La battaglia per la fibra
Secondo quanto riporta il quotidiano La Repubblica, Newco avrebbe
organizzato sono un'unica regia gli asset delle fondatrici e coagulato gli investimenti per un importante piano di sviluppo.
"Il progetto prevede la costituzione di una società partecipata dagli operatori alternativi che si occupi della realizzazione e della manutenzione della Ngn, mentre i servizi ai clienti finali verranno erogati dai singoli operatori in regime di piena concorrenza", si legge nelle slide giunte nella redazione del quotidiano. "L’obiettivo è il
cablaggio delle maggiori 15 città, dove vivono 10 milioni di abitanti. I tempi di realizzazione sono stimati in 5 anni e l’
investimento relativo in 2,5 miliardi di euro".
Si parla quindi dell'implementazione della tecnologia "Fiber to the home", praticamente la soluzione più costosa in assoluto che prevede l'arrivo della fibra ottica direttamente negli appartamenti. Alla poltrona di Newco due i nomi in pole position: Stefano Parisi di Fastweb e Francesco Caio, il superconsulente del governo.
A questo punto viene da pensare che si sia trattata di una
strana coincidenza. A un soffio dalla prima rivoluzione TLC italiana, salta tutto. I complottisti avranno materiale per dibattere.
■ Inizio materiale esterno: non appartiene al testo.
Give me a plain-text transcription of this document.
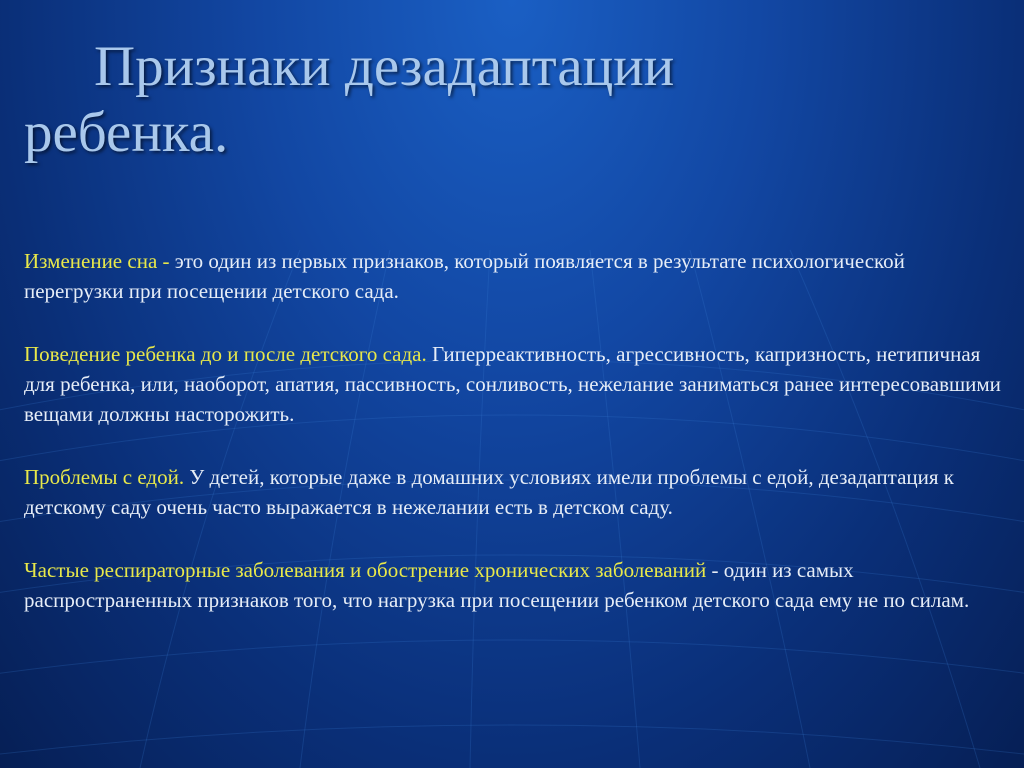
Признаки дезадаптации
ребенка.

Изменение сна - это один из первых признаков, который появляется в результате психологической перегрузки при посещении детского сада.

Поведение ребенка до и после детского сада. Гиперреактивность, агрессивность, капризность, нетипичная для ребенка, или, наоборот, апатия, пассивность, сонливость, нежелание заниматься ранее интересовавшими вещами должны насторожить.

Проблемы с едой. У детей, которые даже в домашних условиях имели проблемы с едой, дезадаптация к детскому саду очень часто выражается в нежелании есть в детском саду.

Частые респираторные заболевания и обострение хронических заболеваний - один из самых распространенных признаков того, что нагрузка при посещении ребенком детского сада ему не по силам.
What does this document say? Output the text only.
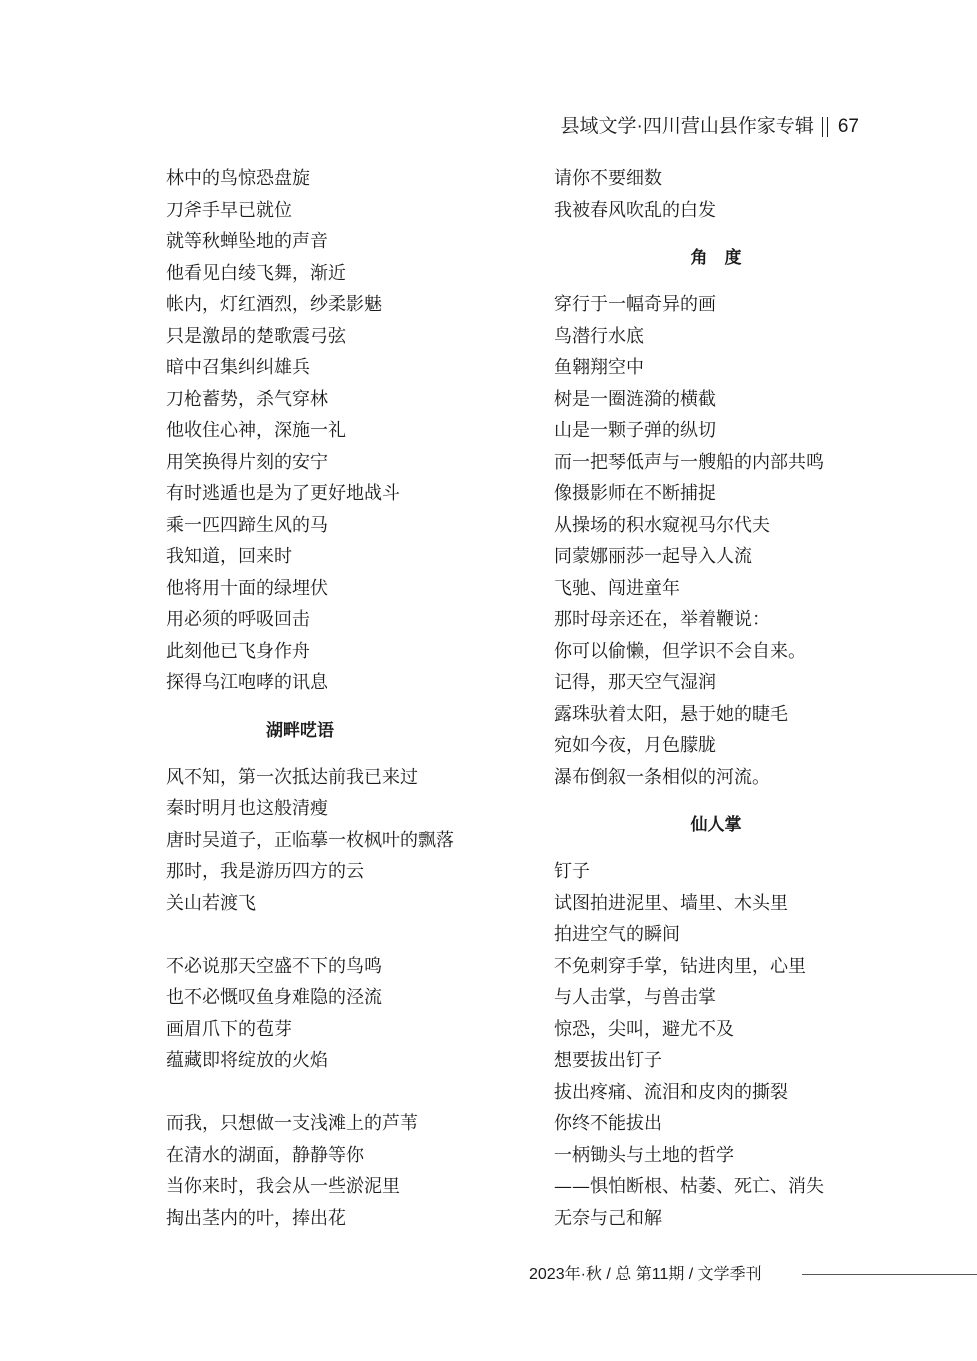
县域文学·四川营山县作家专辑 67
林中的鸟惊恐盘旋
刀斧手早已就位
就等秋蝉坠地的声音
他看见白绫飞舞，渐近
帐内，灯红酒烈，纱柔影魅
只是激昂的楚歌震弓弦
暗中召集纠纠雄兵
刀枪蓄势，杀气穿林
他收住心神，深施一礼
用笑换得片刻的安宁
有时逃遁也是为了更好地战斗
乘一匹四蹄生风的马
我知道，回来时
他将用十面的绿埋伏
用必须的呼吸回击
此刻他已飞身作舟
探得乌江咆哮的讯息
湖畔呓语
风不知，第一次抵达前我已来过
秦时明月也这般清瘦
唐时吴道子，正临摹一枚枫叶的飘落
那时，我是游历四方的云
关山若渡飞
不必说那天空盛不下的鸟鸣
也不必慨叹鱼身难隐的泾流
画眉爪下的苞芽
蕴藏即将绽放的火焰
而我，只想做一支浅滩上的芦苇
在清水的湖面，静静等你
当你来时，我会从一些淤泥里
掏出茎内的叶，捧出花
请你不要细数
我被春风吹乱的白发
角　度
穿行于一幅奇异的画
鸟潜行水底
鱼翱翔空中
树是一圈涟漪的横截
山是一颗子弹的纵切
而一把琴低声与一艘船的内部共鸣
像摄影师在不断捕捉
从操场的积水窥视马尔代夫
同蒙娜丽莎一起导入人流
飞驰、闯进童年
那时母亲还在，举着鞭说：
你可以偷懒，但学识不会自来。
记得，那天空气湿润
露珠驮着太阳，悬于她的睫毛
宛如今夜，月色朦胧
瀑布倒叙一条相似的河流。
仙人掌
钉子
试图拍进泥里、墙里、木头里
拍进空气的瞬间
不免刺穿手掌，钻进肉里，心里
与人击掌，与兽击掌
惊恐，尖叫，避尤不及
想要拔出钉子
拔出疼痛、流泪和皮肉的撕裂
你终不能拔出
一柄锄头与土地的哲学
——惧怕断根、枯萎、死亡、消失
无奈与己和解
2023年·秋 / 总 第11期 / 文学季刊
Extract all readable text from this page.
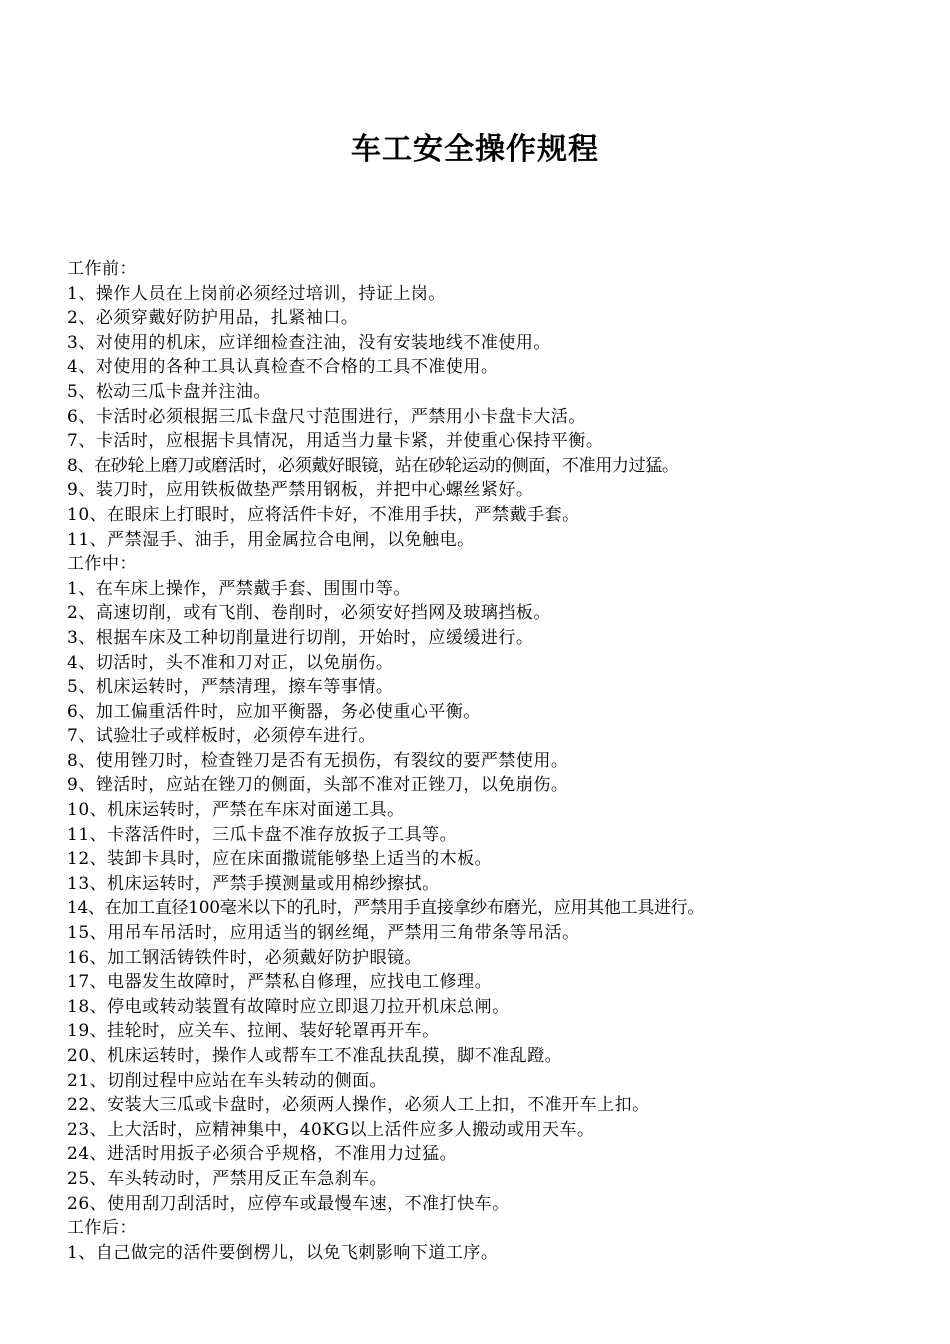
车工安全操作规程
工作前：
1、操作人员在上岗前必须经过培训，持证上岗。
2、必须穿戴好防护用品，扎紧袖口。
3、对使用的机床，应详细检查注油，没有安装地线不准使用。
4、对使用的各种工具认真检查不合格的工具不准使用。
5、松动三瓜卡盘并注油。
6、卡活时必须根据三瓜卡盘尺寸范围进行，严禁用小卡盘卡大活。
7、卡活时，应根据卡具情况，用适当力量卡紧，并使重心保持平衡。
8、在砂轮上磨刀或磨活时，必须戴好眼镜，站在砂轮运动的侧面，不准用力过猛。
9、装刀时，应用铁板做垫严禁用钢板，并把中心螺丝紧好。
10、在眼床上打眼时，应将活件卡好，不准用手扶，严禁戴手套。
11、严禁湿手、油手，用金属拉合电闸，以免触电。
工作中：
1、在车床上操作，严禁戴手套、围围巾等。
2、高速切削，或有飞削、卷削时，必须安好挡网及玻璃挡板。
3、根据车床及工种切削量进行切削，开始时，应缓缓进行。
4、切活时，头不准和刀对正，以免崩伤。
5、机床运转时，严禁清理，擦车等事情。
6、加工偏重活件时，应加平衡器，务必使重心平衡。
7、试验壮子或样板时，必须停车进行。
8、使用锉刀时，检查锉刀是否有无损伤，有裂纹的要严禁使用。
9、锉活时，应站在锉刀的侧面，头部不准对正锉刀，以免崩伤。
10、机床运转时，严禁在车床对面递工具。
11、卡落活件时，三瓜卡盘不准存放扳子工具等。
12、装卸卡具时，应在床面撒谎能够垫上适当的木板。
13、机床运转时，严禁手摸测量或用棉纱擦拭。
14、在加工直径100毫米以下的孔时，严禁用手直接拿纱布磨光，应用其他工具进行。
15、用吊车吊活时，应用适当的钢丝绳，严禁用三角带条等吊活。
16、加工钢活铸铁件时，必须戴好防护眼镜。
17、电器发生故障时，严禁私自修理，应找电工修理。
18、停电或转动装置有故障时应立即退刀拉开机床总闸。
19、挂轮时，应关车、拉闸、装好轮罩再开车。
20、机床运转时，操作人或帮车工不准乱扶乱摸，脚不准乱蹬。
21、切削过程中应站在车头转动的侧面。
22、安装大三瓜或卡盘时，必须两人操作，必须人工上扣，不准开车上扣。
23、上大活时，应精神集中，40KG以上活件应多人搬动或用天车。
24、进活时用扳子必须合乎规格，不准用力过猛。
25、车头转动时，严禁用反正车急刹车。
26、使用刮刀刮活时，应停车或最慢车速，不准打快车。
工作后：
1、自己做完的活件要倒楞儿，以免飞刺影响下道工序。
Ora, per la precisione vorrei che fosse chiaro che la
magistratura ha compiuto il suo dovere - fino a prova contraria. Affermare, senza alcuna evidente prova, che sia stata sguinzagliata per bloccare il progetto è una stupidaggine. All'estremo opposto si potrebbe pensare allora che lo scoop intercettato da La Repubblica sia una geniale trovata marketing.